Ele derrama lágrimas pela boca quando faz sol. Sorri estrelas às vezes, sempre dependendo da instabilidade natural do seu humor. Mesmo o seu silêncio é ruidoso: é um espetáculo, sabe-se assim, e assim se considera e se exibe. O chou não pode parar.
Mas o mundo anda repleto de tédio. As mulheres-barbadas, homens-elefante e crocodilos trapezistas não lhe dão a menor atenção. Perderam completamente o respeito; perderam a capacidade de sonhar.
Os mágicos extraem palavras mortas de suas cartolas roídas pela tristeza. Os coelhos brancos de fome e raiva conspiram contra a precariedade maquiada da lona velha e podre. Um dia a casa cai, torcem eles, certos de que estarão à distância e a salvo.

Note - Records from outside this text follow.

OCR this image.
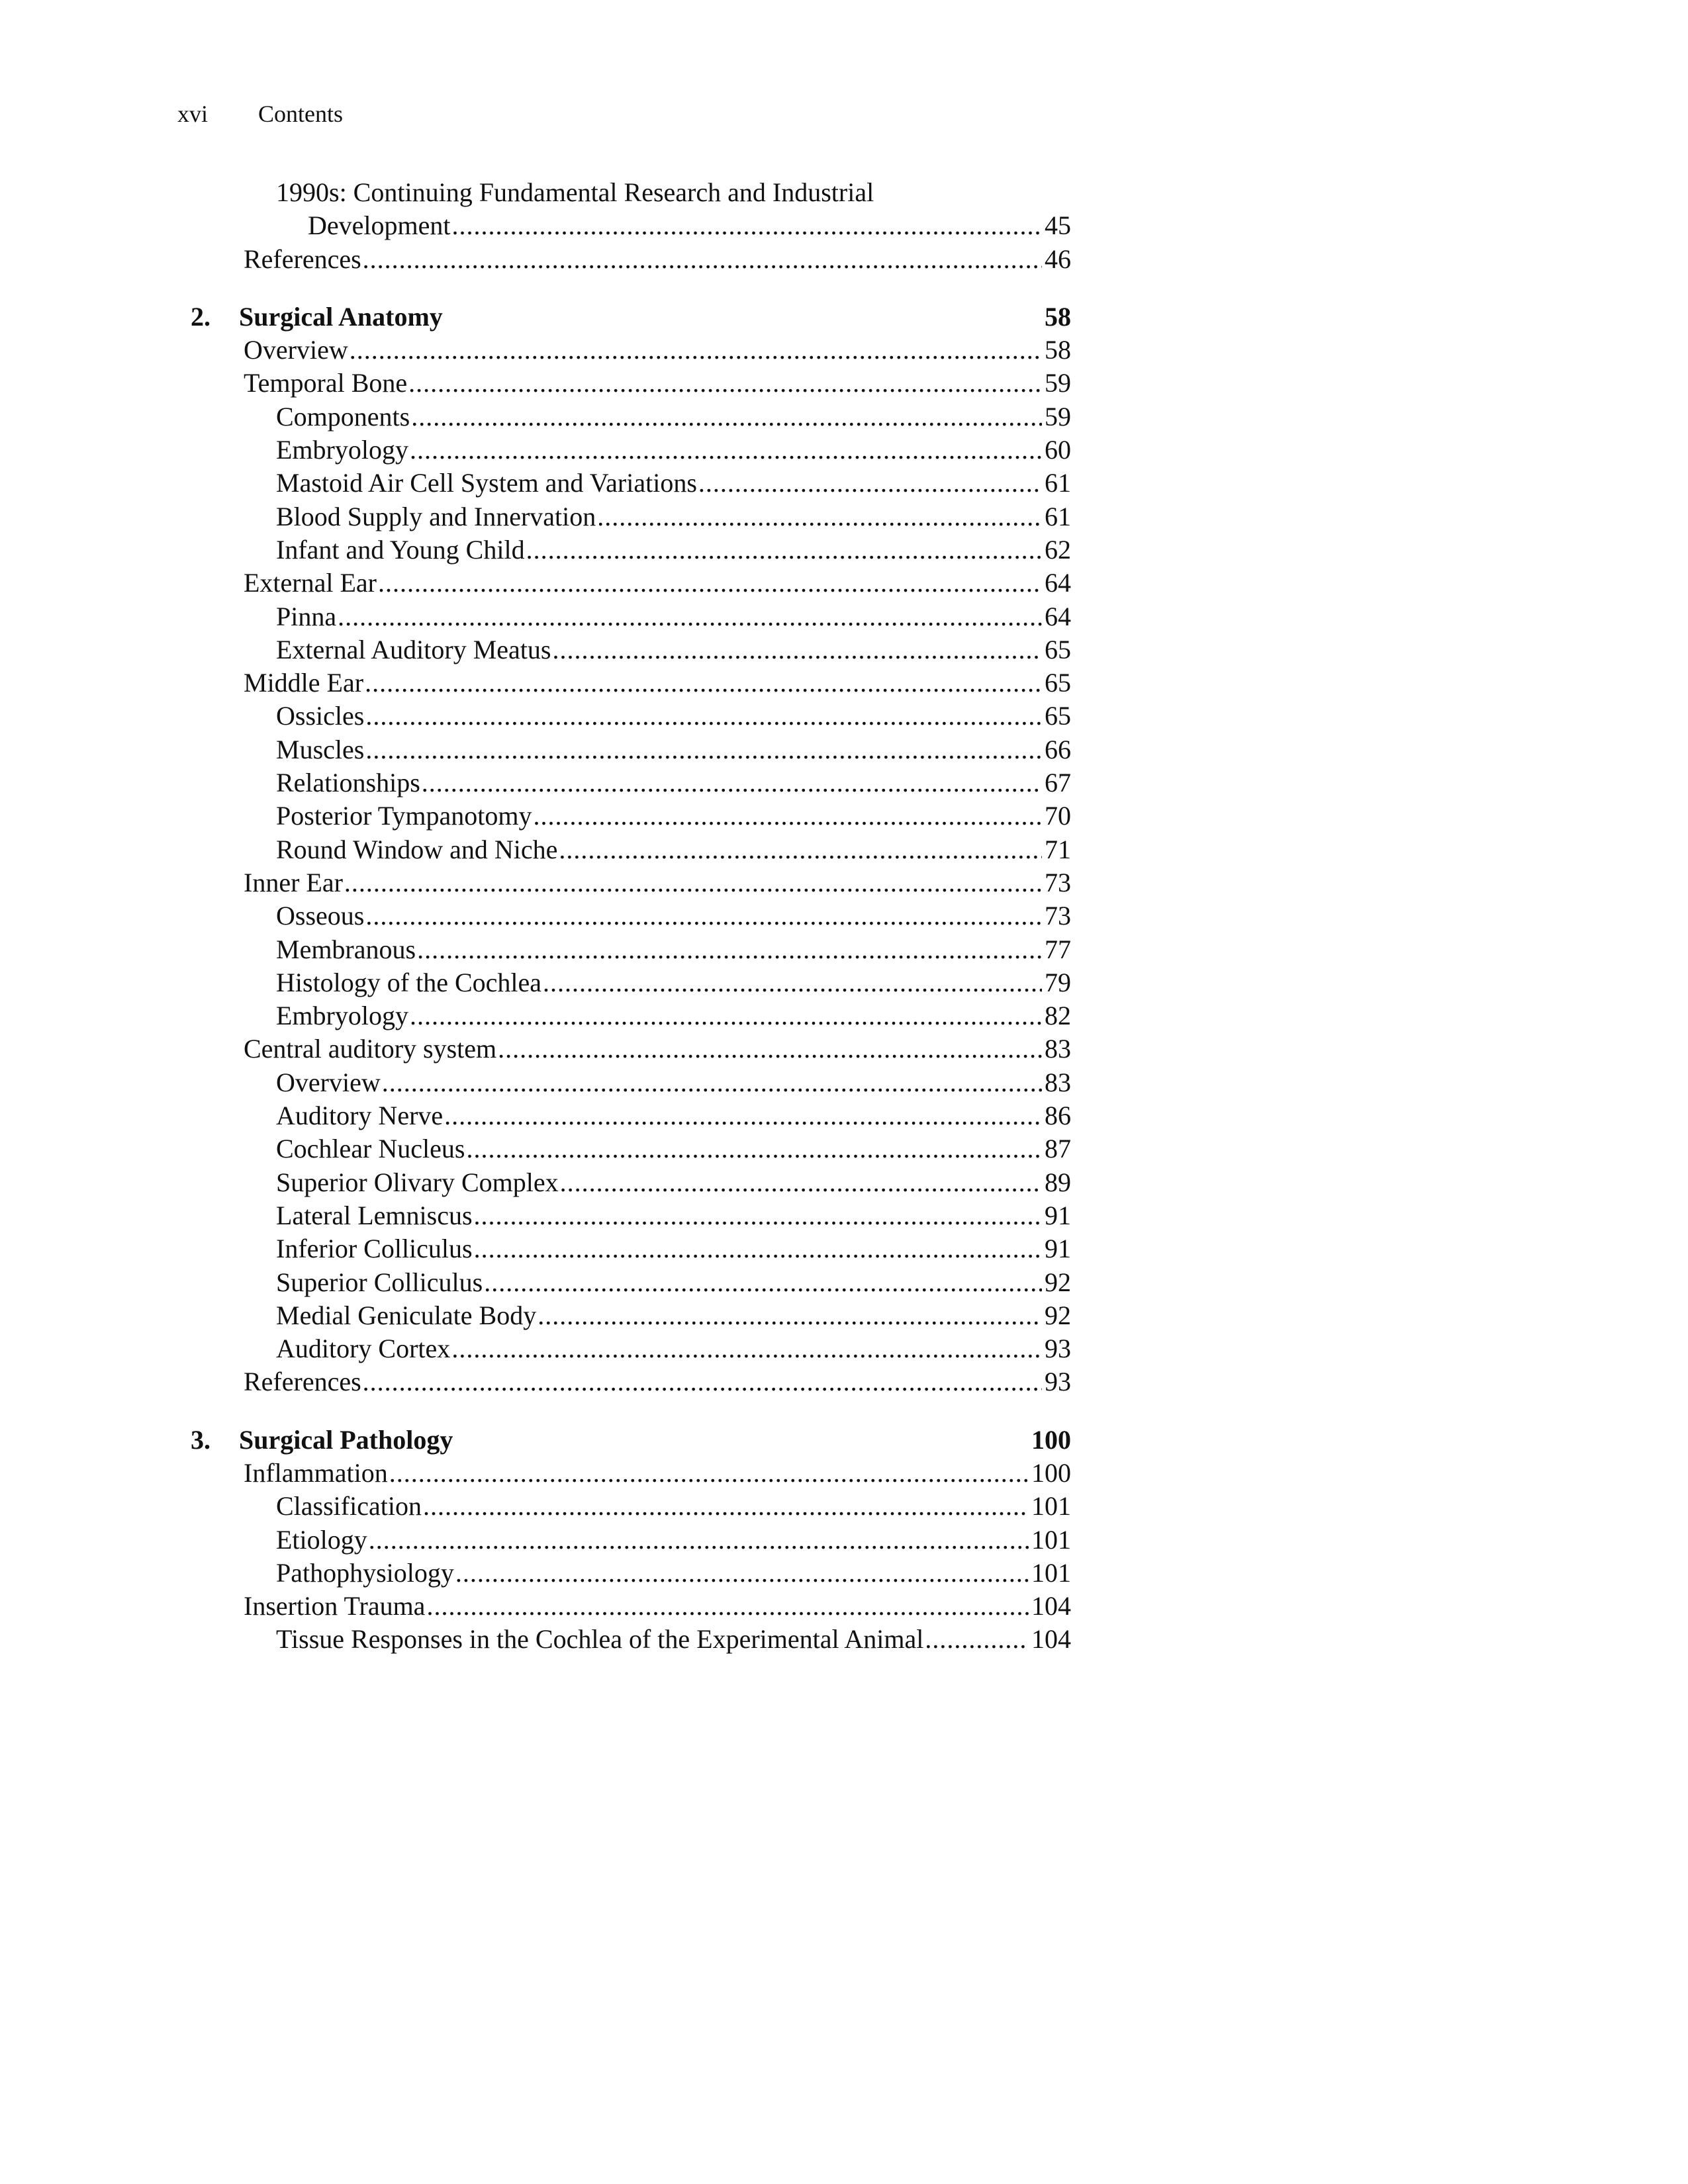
xvi Contents
1990s: Continuing Fundamental Research and Industrial
Development .....	45
References .....	46
2.	Surgical Anatomy	58
Overview .....	58
Temporal Bone .....	59
Components .....	59
Embryology .....	60
Mastoid Air Cell System and Variations .....	61
Blood Supply and Innervation .....	61
Infant and Young Child .....	62
External Ear .....	64
Pinna .....	64
External Auditory Meatus .....	65
Middle Ear .....	65
Ossicles .....	65
Muscles .....	66
Relationships .....	67
Posterior Tympanotomy .....	70
Round Window and Niche .....	71
Inner Ear .....	73
Osseous .....	73
Membranous .....	77
Histology of the Cochlea .....	79
Embryology .....	82
Central auditory system .....	83
Overview .....	83
Auditory Nerve .....	86
Cochlear Nucleus .....	87
Superior Olivary Complex .....	89
Lateral Lemniscus .....	91
Inferior Colliculus .....	91
Superior Colliculus .....	92
Medial Geniculate Body .....	92
Auditory Cortex .....	93
References .....	93
3.	Surgical Pathology	100
Inflammation .....	100
Classification .....	101
Etiology .....	101
Pathophysiology .....	101
Insertion Trauma .....	104
Tissue Responses in the Cochlea of the Experimental Animal .....	104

Ele não está, não se sente a salvo. Cada dia, matar um leão, dois, que lhe brotam dos bolsos como capim. Dos bolsos também retira pedrinhas azuis e lembranças pálidas. De um tempo em que fora outro, outra coisa. Alguém.
Agora é a tarde vazia que cresce nas pedras da rua, indiferença. O pulsar morno do coração que soletra ausências. Estímulo mesmo só o do conhaque, que pinga nos olhos para ver o dia em chamas.
O público, distinto público, ergue apenas as paredes da dúvida, da descrença: esse aí não é, desconfio do chou. Onde é que já se viu, espetáculo é o próximo milhão a ganhar, a grandiosidade do efêmero cintilante dia após dia após. A droga a qual nós o público estamos submetidos desde sempre, como cordeiros sob o machado de Deus.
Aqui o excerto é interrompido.